Kyle Field, an Alabama native living in San Francisco, was born in the 1970s– and his artwork tends to reflect the mood of not only these two places, but also that era. Each craftily drawn watercolor depicts a folk narrative infused and confused with melodious psychedelic tendencies. It’s all so playful and harmonious. We find it challenging not to think of Field’s work in any other way but musical.
Margaret Nomentana’s nonrepresentational art demonstrates a fascinating balance between emotionality and restraint. Often working in a spontaneous manner, and sometimes working on several paintings simultaneously, her imagery reflects moments of clarity, caught in the act of vision and revision.
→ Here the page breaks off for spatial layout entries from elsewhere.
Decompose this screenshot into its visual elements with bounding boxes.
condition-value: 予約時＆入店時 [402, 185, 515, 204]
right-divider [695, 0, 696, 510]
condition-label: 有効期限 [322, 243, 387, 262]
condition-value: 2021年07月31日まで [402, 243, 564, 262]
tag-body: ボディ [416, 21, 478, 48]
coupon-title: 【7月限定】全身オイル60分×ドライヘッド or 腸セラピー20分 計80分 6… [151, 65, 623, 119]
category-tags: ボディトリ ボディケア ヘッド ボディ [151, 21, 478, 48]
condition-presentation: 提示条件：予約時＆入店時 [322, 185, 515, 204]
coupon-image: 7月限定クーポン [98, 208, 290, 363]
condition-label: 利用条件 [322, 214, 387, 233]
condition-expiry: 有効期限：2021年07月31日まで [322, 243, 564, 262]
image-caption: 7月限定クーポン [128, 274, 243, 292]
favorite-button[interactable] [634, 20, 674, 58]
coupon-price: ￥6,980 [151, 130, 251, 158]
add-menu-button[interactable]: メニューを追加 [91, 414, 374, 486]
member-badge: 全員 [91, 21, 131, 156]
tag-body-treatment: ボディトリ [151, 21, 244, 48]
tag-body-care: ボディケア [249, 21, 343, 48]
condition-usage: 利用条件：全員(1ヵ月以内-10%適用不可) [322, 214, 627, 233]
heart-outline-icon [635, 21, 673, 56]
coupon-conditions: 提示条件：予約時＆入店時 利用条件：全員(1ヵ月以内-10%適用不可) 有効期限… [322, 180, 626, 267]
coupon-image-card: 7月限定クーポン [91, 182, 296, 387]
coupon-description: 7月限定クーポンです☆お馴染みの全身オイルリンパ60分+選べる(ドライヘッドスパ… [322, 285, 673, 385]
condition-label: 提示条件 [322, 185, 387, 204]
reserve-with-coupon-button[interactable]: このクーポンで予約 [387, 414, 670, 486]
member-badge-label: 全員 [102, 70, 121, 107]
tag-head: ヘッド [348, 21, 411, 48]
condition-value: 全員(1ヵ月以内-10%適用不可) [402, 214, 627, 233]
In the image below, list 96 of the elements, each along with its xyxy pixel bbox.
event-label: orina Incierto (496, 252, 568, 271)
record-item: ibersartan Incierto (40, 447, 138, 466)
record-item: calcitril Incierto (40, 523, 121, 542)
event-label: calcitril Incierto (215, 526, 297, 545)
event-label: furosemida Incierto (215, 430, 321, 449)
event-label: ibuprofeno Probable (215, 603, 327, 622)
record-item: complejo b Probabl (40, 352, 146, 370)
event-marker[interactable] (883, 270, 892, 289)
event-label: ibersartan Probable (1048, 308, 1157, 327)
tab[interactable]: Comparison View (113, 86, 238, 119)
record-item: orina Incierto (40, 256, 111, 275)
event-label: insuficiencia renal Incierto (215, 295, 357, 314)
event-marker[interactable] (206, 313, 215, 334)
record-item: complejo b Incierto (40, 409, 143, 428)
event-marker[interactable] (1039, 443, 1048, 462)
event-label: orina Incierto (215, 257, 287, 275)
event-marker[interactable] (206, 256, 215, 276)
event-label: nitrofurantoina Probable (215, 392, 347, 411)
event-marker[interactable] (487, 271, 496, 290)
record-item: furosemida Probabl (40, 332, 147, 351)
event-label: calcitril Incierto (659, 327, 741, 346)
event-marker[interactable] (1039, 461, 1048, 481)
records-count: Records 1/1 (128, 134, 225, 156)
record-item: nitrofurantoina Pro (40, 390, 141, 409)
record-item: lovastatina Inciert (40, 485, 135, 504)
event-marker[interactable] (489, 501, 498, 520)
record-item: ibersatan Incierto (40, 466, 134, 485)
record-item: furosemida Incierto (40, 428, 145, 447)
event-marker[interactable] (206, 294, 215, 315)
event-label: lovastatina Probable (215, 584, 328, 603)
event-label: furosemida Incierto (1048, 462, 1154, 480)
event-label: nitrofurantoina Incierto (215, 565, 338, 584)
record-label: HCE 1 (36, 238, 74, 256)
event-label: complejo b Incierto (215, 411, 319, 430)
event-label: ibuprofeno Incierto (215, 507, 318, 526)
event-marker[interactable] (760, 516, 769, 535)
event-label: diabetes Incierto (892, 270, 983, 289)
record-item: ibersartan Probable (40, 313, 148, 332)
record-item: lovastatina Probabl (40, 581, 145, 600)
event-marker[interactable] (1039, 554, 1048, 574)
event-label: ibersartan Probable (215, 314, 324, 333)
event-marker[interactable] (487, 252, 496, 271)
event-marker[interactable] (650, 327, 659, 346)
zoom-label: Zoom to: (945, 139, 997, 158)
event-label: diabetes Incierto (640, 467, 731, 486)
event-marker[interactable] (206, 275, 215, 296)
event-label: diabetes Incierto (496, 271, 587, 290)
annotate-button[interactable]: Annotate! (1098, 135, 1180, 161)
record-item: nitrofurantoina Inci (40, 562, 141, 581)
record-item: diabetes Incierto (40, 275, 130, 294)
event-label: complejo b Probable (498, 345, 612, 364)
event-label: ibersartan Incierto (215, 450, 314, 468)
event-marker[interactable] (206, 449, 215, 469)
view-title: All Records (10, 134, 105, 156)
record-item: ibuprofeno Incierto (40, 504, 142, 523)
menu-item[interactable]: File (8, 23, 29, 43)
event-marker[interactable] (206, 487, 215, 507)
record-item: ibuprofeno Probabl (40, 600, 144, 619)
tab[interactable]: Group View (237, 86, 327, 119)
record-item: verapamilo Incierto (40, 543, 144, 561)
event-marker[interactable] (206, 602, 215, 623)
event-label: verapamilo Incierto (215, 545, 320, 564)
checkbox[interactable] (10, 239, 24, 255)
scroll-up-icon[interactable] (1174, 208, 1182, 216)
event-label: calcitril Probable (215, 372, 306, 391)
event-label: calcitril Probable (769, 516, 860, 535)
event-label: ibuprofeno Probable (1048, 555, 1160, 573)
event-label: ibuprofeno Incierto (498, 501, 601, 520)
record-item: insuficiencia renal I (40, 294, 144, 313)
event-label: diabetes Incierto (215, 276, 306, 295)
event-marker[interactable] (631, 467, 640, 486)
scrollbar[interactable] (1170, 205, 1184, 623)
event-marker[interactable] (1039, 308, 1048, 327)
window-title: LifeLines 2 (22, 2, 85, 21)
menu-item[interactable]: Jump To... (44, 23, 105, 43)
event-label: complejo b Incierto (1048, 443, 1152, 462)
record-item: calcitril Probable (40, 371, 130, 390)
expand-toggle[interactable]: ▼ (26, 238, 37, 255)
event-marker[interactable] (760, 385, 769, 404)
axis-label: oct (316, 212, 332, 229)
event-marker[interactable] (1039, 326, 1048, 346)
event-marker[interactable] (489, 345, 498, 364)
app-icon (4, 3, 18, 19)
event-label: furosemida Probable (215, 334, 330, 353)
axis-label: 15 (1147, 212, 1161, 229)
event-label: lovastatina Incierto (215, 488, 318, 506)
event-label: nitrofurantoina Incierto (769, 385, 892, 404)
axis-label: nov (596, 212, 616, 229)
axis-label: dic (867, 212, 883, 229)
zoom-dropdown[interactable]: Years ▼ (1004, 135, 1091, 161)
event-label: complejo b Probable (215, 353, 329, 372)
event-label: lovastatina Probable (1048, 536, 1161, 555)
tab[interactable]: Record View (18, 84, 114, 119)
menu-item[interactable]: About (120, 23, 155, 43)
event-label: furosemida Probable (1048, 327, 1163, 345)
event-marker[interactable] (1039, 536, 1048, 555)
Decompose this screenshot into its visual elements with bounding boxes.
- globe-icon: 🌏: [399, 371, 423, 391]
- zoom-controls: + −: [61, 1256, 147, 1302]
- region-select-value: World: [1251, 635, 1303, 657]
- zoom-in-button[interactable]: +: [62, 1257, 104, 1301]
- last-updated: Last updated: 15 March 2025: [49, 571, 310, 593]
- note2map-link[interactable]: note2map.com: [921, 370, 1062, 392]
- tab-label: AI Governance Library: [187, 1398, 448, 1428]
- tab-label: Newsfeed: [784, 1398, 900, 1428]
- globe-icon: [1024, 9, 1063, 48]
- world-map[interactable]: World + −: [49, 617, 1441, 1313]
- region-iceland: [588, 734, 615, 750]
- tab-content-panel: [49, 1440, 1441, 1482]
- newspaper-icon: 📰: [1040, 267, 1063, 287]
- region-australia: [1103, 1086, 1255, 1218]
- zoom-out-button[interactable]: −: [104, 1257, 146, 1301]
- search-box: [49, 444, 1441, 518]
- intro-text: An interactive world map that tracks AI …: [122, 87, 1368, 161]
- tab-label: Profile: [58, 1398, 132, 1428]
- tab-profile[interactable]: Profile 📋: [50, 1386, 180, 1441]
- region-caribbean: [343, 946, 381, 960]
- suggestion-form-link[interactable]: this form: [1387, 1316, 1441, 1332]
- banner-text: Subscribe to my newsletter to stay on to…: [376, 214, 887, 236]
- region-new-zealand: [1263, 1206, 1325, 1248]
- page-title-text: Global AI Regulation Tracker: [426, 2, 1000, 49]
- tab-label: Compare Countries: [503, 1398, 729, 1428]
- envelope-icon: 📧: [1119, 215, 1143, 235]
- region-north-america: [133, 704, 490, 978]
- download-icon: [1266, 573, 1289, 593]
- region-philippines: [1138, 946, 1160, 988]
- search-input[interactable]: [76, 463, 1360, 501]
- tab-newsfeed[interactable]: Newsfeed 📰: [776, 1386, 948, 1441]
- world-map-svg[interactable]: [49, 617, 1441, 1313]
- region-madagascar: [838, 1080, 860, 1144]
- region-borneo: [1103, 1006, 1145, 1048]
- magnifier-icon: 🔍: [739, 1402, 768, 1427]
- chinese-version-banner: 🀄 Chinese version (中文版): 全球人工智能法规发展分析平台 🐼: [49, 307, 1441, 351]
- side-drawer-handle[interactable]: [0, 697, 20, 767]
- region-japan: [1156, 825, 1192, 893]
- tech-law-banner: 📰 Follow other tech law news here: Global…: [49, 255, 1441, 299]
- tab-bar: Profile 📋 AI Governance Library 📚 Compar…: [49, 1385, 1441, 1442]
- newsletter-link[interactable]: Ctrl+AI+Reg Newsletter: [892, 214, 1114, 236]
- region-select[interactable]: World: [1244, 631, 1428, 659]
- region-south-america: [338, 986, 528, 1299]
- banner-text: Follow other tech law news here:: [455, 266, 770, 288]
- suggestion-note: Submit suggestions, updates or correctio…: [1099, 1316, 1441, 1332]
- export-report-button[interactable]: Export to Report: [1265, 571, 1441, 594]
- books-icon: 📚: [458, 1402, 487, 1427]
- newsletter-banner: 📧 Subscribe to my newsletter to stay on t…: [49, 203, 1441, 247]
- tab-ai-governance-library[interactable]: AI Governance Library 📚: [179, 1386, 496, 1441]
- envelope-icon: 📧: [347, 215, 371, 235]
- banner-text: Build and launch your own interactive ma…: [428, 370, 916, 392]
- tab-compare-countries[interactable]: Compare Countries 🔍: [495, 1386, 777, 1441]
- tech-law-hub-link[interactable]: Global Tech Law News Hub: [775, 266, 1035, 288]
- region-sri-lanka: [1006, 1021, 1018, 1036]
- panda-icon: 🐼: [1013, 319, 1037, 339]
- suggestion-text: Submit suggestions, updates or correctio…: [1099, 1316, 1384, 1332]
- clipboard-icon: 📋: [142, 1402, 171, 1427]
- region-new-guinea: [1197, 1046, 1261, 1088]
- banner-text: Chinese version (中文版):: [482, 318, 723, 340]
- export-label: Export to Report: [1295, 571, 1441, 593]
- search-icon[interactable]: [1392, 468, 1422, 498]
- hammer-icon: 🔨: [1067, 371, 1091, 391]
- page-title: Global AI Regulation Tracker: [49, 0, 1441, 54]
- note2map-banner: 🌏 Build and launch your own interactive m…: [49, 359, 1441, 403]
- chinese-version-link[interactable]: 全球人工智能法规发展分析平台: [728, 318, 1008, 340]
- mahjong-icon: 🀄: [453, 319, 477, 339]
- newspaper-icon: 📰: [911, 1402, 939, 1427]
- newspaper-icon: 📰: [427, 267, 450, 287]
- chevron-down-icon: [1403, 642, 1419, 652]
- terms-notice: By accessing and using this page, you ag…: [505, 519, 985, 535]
Whether it’s collage or acrylic painting, her gestures evoke “abstract landscapes of the mind” or terse conversations with color and movement.
Of her own artistic desires, Nomentana states, “My strong minimalist impulse is tempered with a dry sense of humor, irony, and in spite of everything, a powerful sense of hope. Alma Thomas is my hero.”
Bianca Stone’s poetry comics are funny, raw, and endearingly sad. Because You Love You Come Apart, her latest collection of surreal illustrations are born from and combined with her own original poetry, published by Factory Hollow, an indie press out of Hadley, MA.
Stone’s blunt tethering between youth and adulthood travels by waves of sorrow and astute blitheness into our darkest nights. For instance, her lines of poetry range from “The crazy, absent fathers, all breaking wind in a fire” to “but this is also your life made with your clumsy hands” and merge with a messy scratch of passionate drawings to gutturally expose a ripcord above our own tired hearts. With each image/text juxtaposition, the need to tug grows harder and tougher, encouraging more half-wounded narratives to release.
Swedish artist Camilla Engman sets a calm yet subtle eerie scene of anxiety in her paintings. For instance, a human figure’s face might appear muddled, transforming the safety of a serene woodland setting while the role of a baby or pet might be replaced with a ghosty genderless blob . . . in the most mundane everyday afternoon way.
These instances of nonchalant marring touch on our own youthful fears of masks and humanoids– or “things” that resemble humans, but deceitfully, are not humans. Think Freddy or Jason. Luckily, Engman’s world does not linger too long in these dreadful places. If we mediate on all the images collectively, we start to see her illustrated society as one where such transmutations cross over beyond the weird and into the norms of a progressive accepting society.
Of her craft, Engman states, “For me, the working part has always been more important then the finished artwork. I love to work – paint/draw/cut. But I also have to admit I don’t like to work in vain. So I have to either learn something or to like the finale. In that way this way of creating never fails me. Something always happens. Be aware, there are no shortcuts though. I have to start from the beginning and work myself through it. With an open mind and eye, and with no judgement.”
There is something fantastically unworldly yet alluringly familiar about Amy Joy Watson’s bright sculptures. Whether it’s a drooping bow or a glitter-filled orb, this Australian’s artful structures feel like a 1986 birthday party, translated or abstracted by a video game of that same era: there are no soft edges, only the disjointed illusion of it.
To make each piece, Watson stitches or glues together watercolor-stained balsa wood, occasionally adding a tasteful Gobstopper here, or helium balloon there, to garnish her own primal sense of whimsy and sacred geometry, resulting in a somewhat spiritual monument to another imaginative age and time.
Maximilian Toth’s beautifully composed chalkboard style paintings depict teenage antics as being not so much about rebellion from authority, but more so, as a series of actions radiating acute aliveness. While favoring the color black, Toth’s strong pops of brightness light up the narrative, mid-action, exposing a new playground of discovery. For instance, there is a certain innate enigmatic pleasure in joyriding a shopping cart around town, simply because, for the first time, without parental supervision, it’s possible. Toth’s work happily meditates on this and other pockets of teenage euphoria without an imposed stringent sense of morality.
Doug Johnston’s imagination knows no boundaries. His list of interests and mediums includes architecture, photography, installation, performance, music, and fiber art– which primarily involves stitching nylon thread around coiled rope to create functionally simple, yet playful forms.
His collection of weaving, shown here for example, includes a “wearable hut” for those looking for a unconventional dose of “anonymity and privacy” and deliciously modern “light sculptures” which structurally investigate varying unconventional shapes.
The first fantastically pliable medium we ever enjoyed sloppily sculpting with our teeth, molding around our gums, and blowing joyful pockets of life into, is the perfect subject matter for artist Julie Randall, whose entire body of work teeters between mystical and marvelously grotesque.
“Blown,” her most recent series, is a deep meditation on, yes, chewing gum: it’s strange shapely pleasure, born from a certain oral fixation which moves beyond youth and into darker more cryptic mouths.